Secchi Disk being submerged in pond
Pure water, like glass, is highly transparent. In pond water, plankton, for example algae,  may be suspended and reduce transparency. The more algae, the less transparency. Algae thrive and multiply only when the water is rich in nutrients. For this reason, transparency is a good indicator of the amount of polluting nutrients and the overall health of a pond.

However, plankton, both phytoplankton and zooplankton, tends to die and disappear when water is close to freezing. Warmer water supports plankton growth, leading to a loss of water transparency. Therefore transparency measurements are complicated by these strong seasonal variations on top of nutrient variations.


A Secchi disk is a very simple gadget used to estimate the transparency of pond water. It is a disk of 8” diameter, with its quadrants painted alternately in white and black. A string is attached to its center. It is lowered into a pond until it disappears from sight. Then it is raised again. The depths at which it disappears and reappears are averaged and called the Secchi depth. Measurements typically are somewhere between 1 m and 12 m.
 




Secchi depth data can be interpreted as follows:
  • Low amount of nutrients, oligotrophic pond  -- Secchi depth greater than 5 m.
  • Moderate amount of nutrients, mesotrophic pond – 2.5 to 5 m.
  • High amount of nutrients, eutrophic pond -- Less than 2.5 m.

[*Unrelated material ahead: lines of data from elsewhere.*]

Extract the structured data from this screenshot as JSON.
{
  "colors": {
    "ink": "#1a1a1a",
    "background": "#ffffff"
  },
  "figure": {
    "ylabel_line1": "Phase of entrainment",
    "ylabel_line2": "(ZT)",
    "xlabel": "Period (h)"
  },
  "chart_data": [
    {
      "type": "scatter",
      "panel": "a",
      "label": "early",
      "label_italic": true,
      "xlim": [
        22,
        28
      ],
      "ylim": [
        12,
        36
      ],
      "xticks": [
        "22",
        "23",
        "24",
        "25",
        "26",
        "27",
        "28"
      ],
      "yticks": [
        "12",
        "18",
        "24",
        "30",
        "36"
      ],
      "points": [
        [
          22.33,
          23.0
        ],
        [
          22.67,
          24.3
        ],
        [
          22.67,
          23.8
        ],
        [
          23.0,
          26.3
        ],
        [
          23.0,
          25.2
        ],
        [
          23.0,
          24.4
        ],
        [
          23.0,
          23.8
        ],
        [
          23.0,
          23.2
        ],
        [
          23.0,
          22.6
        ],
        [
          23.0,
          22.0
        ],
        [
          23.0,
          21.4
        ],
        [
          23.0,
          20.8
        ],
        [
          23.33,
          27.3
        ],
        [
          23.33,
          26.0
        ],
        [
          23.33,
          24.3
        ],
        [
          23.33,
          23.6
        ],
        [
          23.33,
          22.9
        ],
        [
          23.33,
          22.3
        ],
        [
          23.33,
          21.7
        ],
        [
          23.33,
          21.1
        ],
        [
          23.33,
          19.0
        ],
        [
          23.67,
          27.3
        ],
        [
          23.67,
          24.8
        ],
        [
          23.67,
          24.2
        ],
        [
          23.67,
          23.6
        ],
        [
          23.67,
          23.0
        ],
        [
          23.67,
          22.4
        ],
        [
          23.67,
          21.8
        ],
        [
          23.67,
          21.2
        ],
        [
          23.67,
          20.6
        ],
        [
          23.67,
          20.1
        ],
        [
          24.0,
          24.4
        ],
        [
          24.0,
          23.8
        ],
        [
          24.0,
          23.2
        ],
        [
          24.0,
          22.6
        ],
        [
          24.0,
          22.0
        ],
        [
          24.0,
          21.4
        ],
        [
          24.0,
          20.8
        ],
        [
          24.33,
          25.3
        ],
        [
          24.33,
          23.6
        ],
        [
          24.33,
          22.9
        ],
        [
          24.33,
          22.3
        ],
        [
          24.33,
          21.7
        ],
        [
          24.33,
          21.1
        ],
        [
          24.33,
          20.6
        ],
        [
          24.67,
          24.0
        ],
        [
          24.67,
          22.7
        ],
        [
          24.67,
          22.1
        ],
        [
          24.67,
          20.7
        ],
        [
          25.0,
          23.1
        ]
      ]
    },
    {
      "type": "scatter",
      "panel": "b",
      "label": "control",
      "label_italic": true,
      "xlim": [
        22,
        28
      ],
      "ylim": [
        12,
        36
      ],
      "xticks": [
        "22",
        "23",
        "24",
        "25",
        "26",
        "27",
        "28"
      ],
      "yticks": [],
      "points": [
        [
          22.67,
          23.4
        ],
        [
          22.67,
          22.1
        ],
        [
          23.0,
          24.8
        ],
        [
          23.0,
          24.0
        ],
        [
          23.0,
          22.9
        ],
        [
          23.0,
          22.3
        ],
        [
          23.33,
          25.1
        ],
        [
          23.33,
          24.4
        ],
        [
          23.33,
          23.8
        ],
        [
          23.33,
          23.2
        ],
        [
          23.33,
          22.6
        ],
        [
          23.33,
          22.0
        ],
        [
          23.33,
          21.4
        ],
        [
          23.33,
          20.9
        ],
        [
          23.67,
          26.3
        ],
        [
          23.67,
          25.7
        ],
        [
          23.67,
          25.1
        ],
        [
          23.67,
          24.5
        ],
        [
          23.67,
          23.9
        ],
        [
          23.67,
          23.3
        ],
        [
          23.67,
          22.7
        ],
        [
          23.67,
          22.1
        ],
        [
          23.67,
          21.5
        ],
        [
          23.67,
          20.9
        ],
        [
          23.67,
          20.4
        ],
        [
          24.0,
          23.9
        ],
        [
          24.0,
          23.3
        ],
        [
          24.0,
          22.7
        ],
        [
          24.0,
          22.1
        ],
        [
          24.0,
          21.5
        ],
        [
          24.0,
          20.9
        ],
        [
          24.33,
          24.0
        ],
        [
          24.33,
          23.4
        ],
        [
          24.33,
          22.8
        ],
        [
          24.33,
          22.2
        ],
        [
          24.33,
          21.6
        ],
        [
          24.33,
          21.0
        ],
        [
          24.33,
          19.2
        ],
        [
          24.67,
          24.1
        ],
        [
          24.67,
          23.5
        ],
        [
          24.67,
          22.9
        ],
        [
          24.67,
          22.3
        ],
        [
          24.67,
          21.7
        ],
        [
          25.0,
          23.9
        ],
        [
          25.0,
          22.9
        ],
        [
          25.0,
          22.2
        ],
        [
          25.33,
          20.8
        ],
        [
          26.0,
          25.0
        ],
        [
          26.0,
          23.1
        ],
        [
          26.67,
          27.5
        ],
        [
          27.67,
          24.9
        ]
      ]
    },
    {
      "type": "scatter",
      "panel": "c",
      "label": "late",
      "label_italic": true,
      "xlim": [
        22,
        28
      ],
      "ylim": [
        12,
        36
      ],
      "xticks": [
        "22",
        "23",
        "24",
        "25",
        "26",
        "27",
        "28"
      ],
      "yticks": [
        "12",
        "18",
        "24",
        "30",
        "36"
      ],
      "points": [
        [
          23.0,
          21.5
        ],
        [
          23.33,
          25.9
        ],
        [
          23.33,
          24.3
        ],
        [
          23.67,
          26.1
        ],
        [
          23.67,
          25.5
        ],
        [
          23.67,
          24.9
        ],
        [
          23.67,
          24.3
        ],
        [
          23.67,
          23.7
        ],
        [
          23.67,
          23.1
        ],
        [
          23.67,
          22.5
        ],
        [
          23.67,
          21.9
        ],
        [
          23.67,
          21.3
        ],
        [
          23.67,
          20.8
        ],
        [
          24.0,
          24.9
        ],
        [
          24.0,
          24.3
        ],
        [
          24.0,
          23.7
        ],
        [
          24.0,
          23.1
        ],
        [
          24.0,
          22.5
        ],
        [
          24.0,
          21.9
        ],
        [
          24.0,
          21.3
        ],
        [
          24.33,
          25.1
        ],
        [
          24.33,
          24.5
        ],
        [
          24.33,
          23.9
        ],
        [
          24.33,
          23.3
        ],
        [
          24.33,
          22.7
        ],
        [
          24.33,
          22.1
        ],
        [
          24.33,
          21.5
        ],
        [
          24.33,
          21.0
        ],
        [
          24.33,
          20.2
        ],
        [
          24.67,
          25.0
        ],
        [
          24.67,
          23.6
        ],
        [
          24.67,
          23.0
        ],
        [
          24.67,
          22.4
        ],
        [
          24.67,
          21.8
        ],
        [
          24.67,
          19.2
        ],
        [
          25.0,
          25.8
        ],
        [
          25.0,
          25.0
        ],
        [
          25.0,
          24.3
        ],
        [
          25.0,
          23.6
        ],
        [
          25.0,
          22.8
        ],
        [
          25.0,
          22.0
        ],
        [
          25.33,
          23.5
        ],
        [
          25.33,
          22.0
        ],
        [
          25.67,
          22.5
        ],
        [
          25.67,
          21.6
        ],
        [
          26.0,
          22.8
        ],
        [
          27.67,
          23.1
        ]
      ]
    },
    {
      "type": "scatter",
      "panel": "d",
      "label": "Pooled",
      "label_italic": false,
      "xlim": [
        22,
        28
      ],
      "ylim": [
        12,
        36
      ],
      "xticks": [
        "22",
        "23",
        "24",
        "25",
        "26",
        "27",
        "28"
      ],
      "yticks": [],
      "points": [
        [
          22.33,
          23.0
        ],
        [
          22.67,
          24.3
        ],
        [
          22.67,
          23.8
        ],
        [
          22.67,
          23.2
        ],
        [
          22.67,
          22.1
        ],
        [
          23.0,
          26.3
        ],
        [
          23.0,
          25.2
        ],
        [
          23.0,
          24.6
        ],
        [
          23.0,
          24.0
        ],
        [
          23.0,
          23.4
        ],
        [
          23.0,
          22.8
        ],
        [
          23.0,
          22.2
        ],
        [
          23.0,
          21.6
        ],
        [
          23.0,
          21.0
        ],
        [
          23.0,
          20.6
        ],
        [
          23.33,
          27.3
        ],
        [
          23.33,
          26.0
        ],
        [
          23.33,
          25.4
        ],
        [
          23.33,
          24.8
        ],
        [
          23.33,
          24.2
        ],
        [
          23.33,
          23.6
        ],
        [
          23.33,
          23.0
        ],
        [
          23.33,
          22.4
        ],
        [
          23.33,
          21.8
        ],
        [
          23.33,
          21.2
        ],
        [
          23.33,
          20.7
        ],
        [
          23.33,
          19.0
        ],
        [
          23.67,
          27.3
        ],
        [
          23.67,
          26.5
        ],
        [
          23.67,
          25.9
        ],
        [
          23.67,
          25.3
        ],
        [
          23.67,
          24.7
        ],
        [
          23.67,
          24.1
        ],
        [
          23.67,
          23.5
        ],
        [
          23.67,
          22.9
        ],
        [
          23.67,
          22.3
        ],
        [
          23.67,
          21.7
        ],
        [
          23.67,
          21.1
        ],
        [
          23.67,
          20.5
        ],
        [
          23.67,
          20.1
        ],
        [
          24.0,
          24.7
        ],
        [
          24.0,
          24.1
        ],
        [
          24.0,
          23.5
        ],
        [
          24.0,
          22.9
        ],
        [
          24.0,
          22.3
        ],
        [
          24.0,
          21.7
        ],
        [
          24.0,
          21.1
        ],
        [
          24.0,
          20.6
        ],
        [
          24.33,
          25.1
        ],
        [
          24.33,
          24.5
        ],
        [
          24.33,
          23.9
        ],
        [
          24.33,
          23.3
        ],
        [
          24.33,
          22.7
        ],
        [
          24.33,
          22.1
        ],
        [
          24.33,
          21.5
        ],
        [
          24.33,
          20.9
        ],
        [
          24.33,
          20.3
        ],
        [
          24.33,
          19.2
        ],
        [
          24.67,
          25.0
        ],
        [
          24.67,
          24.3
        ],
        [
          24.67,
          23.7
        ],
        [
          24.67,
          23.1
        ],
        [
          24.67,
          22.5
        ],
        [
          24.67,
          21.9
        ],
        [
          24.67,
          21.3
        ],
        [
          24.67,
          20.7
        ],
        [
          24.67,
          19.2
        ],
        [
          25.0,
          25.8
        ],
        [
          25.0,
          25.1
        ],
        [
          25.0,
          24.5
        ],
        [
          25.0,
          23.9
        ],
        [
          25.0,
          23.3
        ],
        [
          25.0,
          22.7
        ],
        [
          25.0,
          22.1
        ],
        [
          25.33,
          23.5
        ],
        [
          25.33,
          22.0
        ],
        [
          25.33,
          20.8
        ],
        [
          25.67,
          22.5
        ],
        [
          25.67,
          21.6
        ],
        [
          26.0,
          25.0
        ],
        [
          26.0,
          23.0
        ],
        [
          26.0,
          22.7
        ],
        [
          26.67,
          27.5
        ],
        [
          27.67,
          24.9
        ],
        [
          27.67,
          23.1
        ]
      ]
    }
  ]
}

The Secchi disk has a colorful history,  Fr. Pietro Angelo Secchi, in the mid- eighteenhundreds,  was an astrophysicist,  and scientific advisor to the Pope.  He was requested to measure water transparency in the Mediterranean Sea by the head of the Papal Navy. Yes, the Pope at that time had a navy.  Secchi used white disks to measure the clarity of water in the Mediterranean in April of l865. I must admit, I don’t have the foggiest idea why the papal navy needed this information.  But there is no question that Fr. Secchi came up with an ingeniously simple but reliable way to deliver on what he had been asked to do.

We started Secchi depth measurements in 2010, and they are now collected routinely. As our data indicate, there are huge variations in the results, pond water being very clear in winter and early spring, and then rapidly losing transparency in summer and fall. These data agree with the direct nutrient measurements.